Il primo a parlare di guardia nazionale è stato proprio il presidente Usa, Donald Trump, che ha denunciato “la totale assenza di leadership” del sindaco della città di fronte a violenze, saccheggi e incendi appiccati. “Non posso rimanere a guardare quanto accade a una grande città americana, Minneapolis”, ha scritto Trump, puntando il dito contro il primo cittadino, Jacob Frey:

“O interviene e riporta la città sotto controllo o invierò la Guardia nazionale e farò quel che va fatto”. “Questi DELINQUENTI stanno disonorando la memoria di George Floyd, e io non permetterò che accada – ha proseguito – ho appena parlato con il governatore del Minnesota Tim Walz e gli ho detto che l’esercito è con lui.
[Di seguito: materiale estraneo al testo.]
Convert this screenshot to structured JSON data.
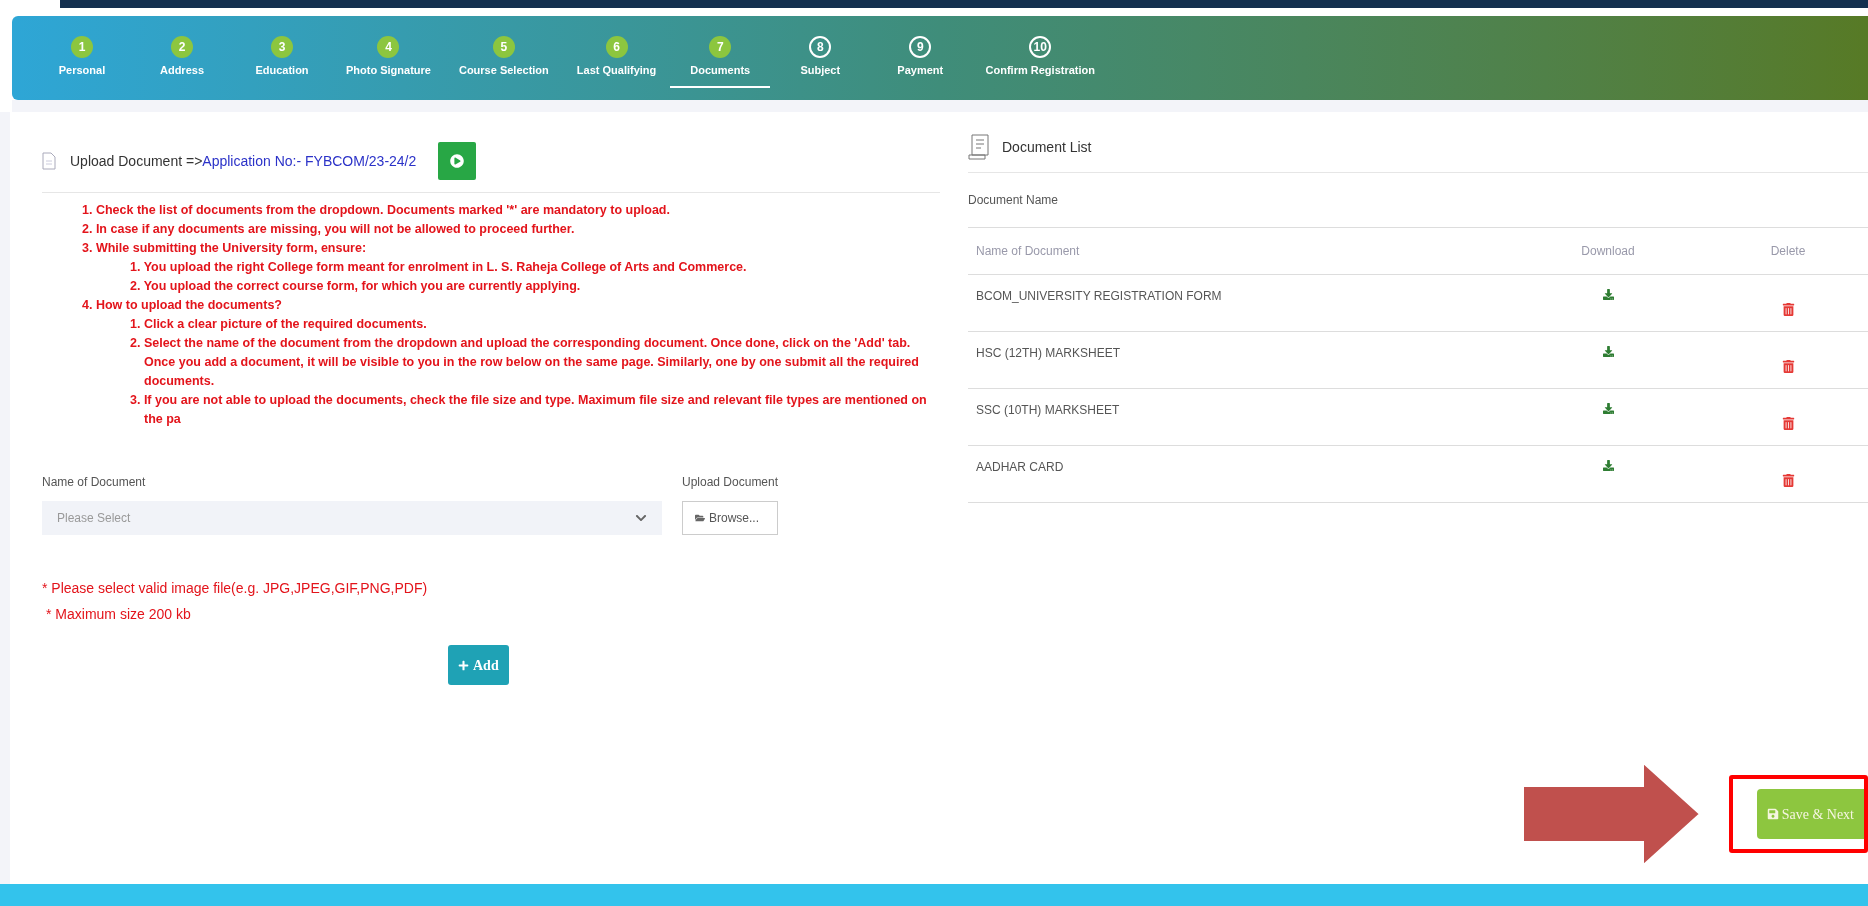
{
  "steps": [
    {
      "number": "1",
      "label": "Personal",
      "done": true,
      "selected": false
    },
    {
      "number": "2",
      "label": "Address",
      "done": true,
      "selected": false
    },
    {
      "number": "3",
      "label": "Education",
      "done": true,
      "selected": false
    },
    {
      "number": "4",
      "label": "Photo Signature",
      "done": true,
      "selected": false
    },
    {
      "number": "5",
      "label": "Course Selection",
      "done": true,
      "selected": false
    },
    {
      "number": "6",
      "label": "Last Qualifying",
      "done": true,
      "selected": false
    },
    {
      "number": "7",
      "label": "Documents",
      "done": true,
      "selected": true
    },
    {
      "number": "8",
      "label": "Subject",
      "done": false,
      "selected": false
    },
    {
      "number": "9",
      "label": "Payment",
      "done": false,
      "selected": false
    },
    {
      "number": "10",
      "label": "Confirm Registration",
      "done": false,
      "selected": false
    }
  ],
  "upload": {
    "title": "Upload Document =>",
    "application": "Application No:- FYBCOM/23-24/2",
    "instructions": [
      {
        "text": "1. Check the list of documents from the dropdown. Documents marked '*' are mandatory to upload."
      },
      {
        "text": "2. In case if any documents are missing, you will not be allowed to proceed further."
      },
      {
        "text": "3. While submitting the University form, ensure:",
        "children": [
          {
            "text": "1. You upload the right College form meant for enrolment in L. S. Raheja College of Arts and Commerce."
          },
          {
            "text": "2. You upload the correct course form, for which you are currently applying."
          }
        ]
      },
      {
        "text": "4. How to upload the documents?",
        "children": [
          {
            "text": "1. Click a clear picture of the required documents."
          },
          {
            "text": "2. Select the name of the document from the dropdown and upload the corresponding document. Once done, click on the 'Add' tab. Once you add a document, it will be visible to you in the row below on the same page. Similarly, one by one submit all the required documents."
          },
          {
            "text": "3. If you are not able to upload the documents, check the file size and type. Maximum file size and relevant file types are mentioned on the pa"
          }
        ]
      }
    ],
    "name_label": "Name of Document",
    "select": {
      "placeholder": "Please Select"
    },
    "upload_label": "Upload Document",
    "browse": "Browse...",
    "notes": [
      "* Please select valid image file(e.g. JPG,JPEG,GIF,PNG,PDF)",
      "* Maximum size 200 kb"
    ],
    "add": "Add"
  },
  "document_list": {
    "title": "Document List",
    "subtitle": "Document Name",
    "columns": [
      "Name of Document",
      "Download",
      "Delete"
    ],
    "rows": [
      {
        "name": "BCOM_UNIVERSITY REGISTRATION FORM"
      },
      {
        "name": "HSC (12TH) MARKSHEET"
      },
      {
        "name": "SSC (10TH) MARKSHEET"
      },
      {
        "name": "AADHAR CARD"
      }
    ]
  },
  "save_next": "Save & Next"
}
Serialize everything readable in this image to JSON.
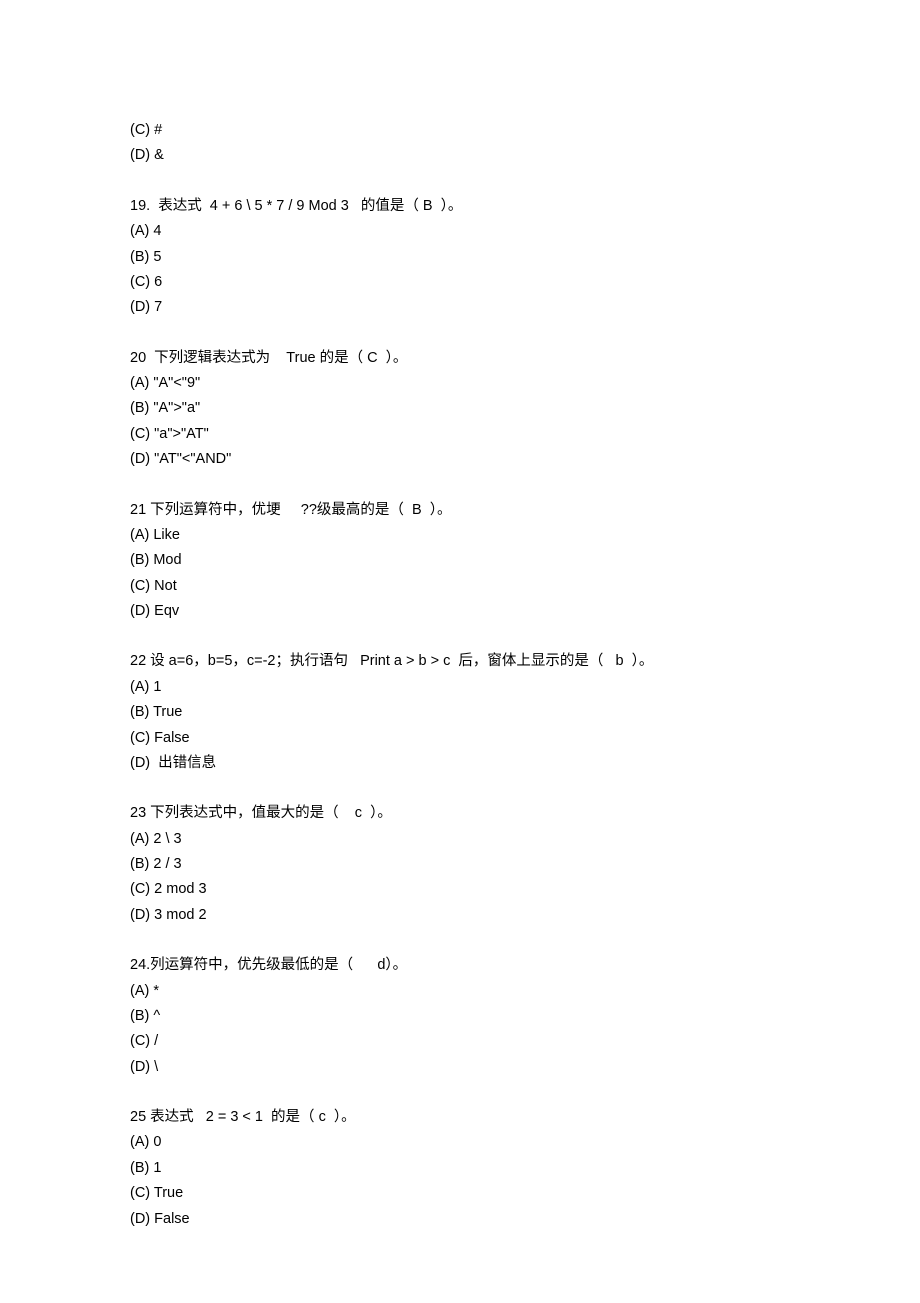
{
  "blocks": [
    {
      "lines": [
        "(C) #",
        "(D) &"
      ]
    },
    {
      "lines": [
        "19.  表达式  4 + 6 \\ 5 * 7 / 9 Mod 3   的值是（ B  ）。",
        "(A) 4",
        "(B) 5",
        "(C) 6",
        "(D) 7"
      ]
    },
    {
      "lines": [
        "20  下列逻辑表达式为    True 的是（ C  ）。",
        "(A) \"A\"<\"9\"",
        "(B) \"A\">\"a\"",
        "(C) \"a\">\"AT\"",
        "(D) \"AT\"<\"AND\""
      ]
    },
    {
      "lines": [
        "21 下列运算符中，优埂     ??级最高的是（  B  ）。",
        "(A) Like",
        "(B) Mod",
        "(C) Not",
        "(D) Eqv"
      ]
    },
    {
      "lines": [
        "22 设 a=6，b=5，c=-2；执行语句   Print a > b > c  后，窗体上显示的是（   b  ）。",
        "(A) 1",
        "(B) True",
        "(C) False",
        "(D)  出错信息"
      ]
    },
    {
      "lines": [
        "23 下列表达式中，值最大的是（    c  ）。",
        "(A) 2 \\ 3",
        "(B) 2 / 3",
        "(C) 2 mod 3",
        "(D) 3 mod 2"
      ]
    },
    {
      "lines": [
        "24.列运算符中，优先级最低的是（      d）。",
        "(A) *",
        "(B) ^",
        "(C) /",
        "(D) \\"
      ]
    },
    {
      "lines": [
        "25 表达式   2 = 3 < 1  的是（ c  ）。",
        "(A) 0",
        "(B) 1",
        "(C) True",
        "(D) False"
      ]
    }
  ]
}
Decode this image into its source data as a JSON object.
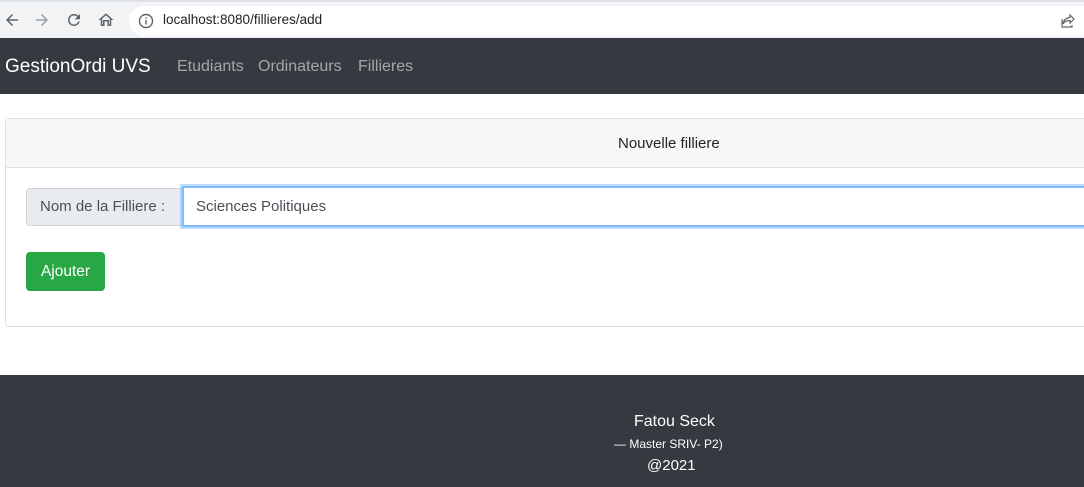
{
  "browser": {
    "url": "localhost:8080/fillieres/add"
  },
  "navbar": {
    "brand": "GestionOrdi UVS",
    "links": [
      "Etudiants",
      "Ordinateurs",
      "Fillieres"
    ]
  },
  "form": {
    "title": "Nouvelle filliere",
    "field_label": "Nom de la Filliere :",
    "field_value": "Sciences Politiques",
    "submit_label": "Ajouter"
  },
  "footer": {
    "name": "Fatou Seck",
    "role": "— Master SRIV- P2)",
    "year": "@2021"
  },
  "colors": {
    "navbar_bg": "#343a40",
    "button_green": "#28a745",
    "input_focus_border": "#80bdff"
  }
}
In caso di difficoltà assumeremo il controllo ma, quando inizia il saccheggio, si inizia a sparare. Grazie!”

Il governatore del Minnesota, Tim Walz si è espresso anche riguardo all’ingiusto arresto di una troupe televisiva inviata dalla Cnn a Minneapolis per documentare la situazione.

Minnesota Guardia Nazionale George FLoyd

“Non c’è assolutamente alcun motivo per cui qualcosa del genere debba accadere”, “queste sono scuse pubbliche a quella troupe. Non dovrebbe accadere e voglio essere chiaro”. Lo ha dichiarato il governatore del Minnesota Tim Walz, scusandosi in conferenza stampa per l’arresto di un giornalista della Cnn e di suoi colleghi mentre coprivano le proteste a Minneapolis, legate alla morte dell’afroamericano George Floyd mentre era in custodia della polizia. Walz ha aggiunto di assumersi “le piena responsabilità” del fatto, ha riferito Cnn. Ha anche definito gli arresti “inaccettabili” e dichiarato di ritenere prioritari la sicurezza e l’accesso ai luoghi dei giornalisti.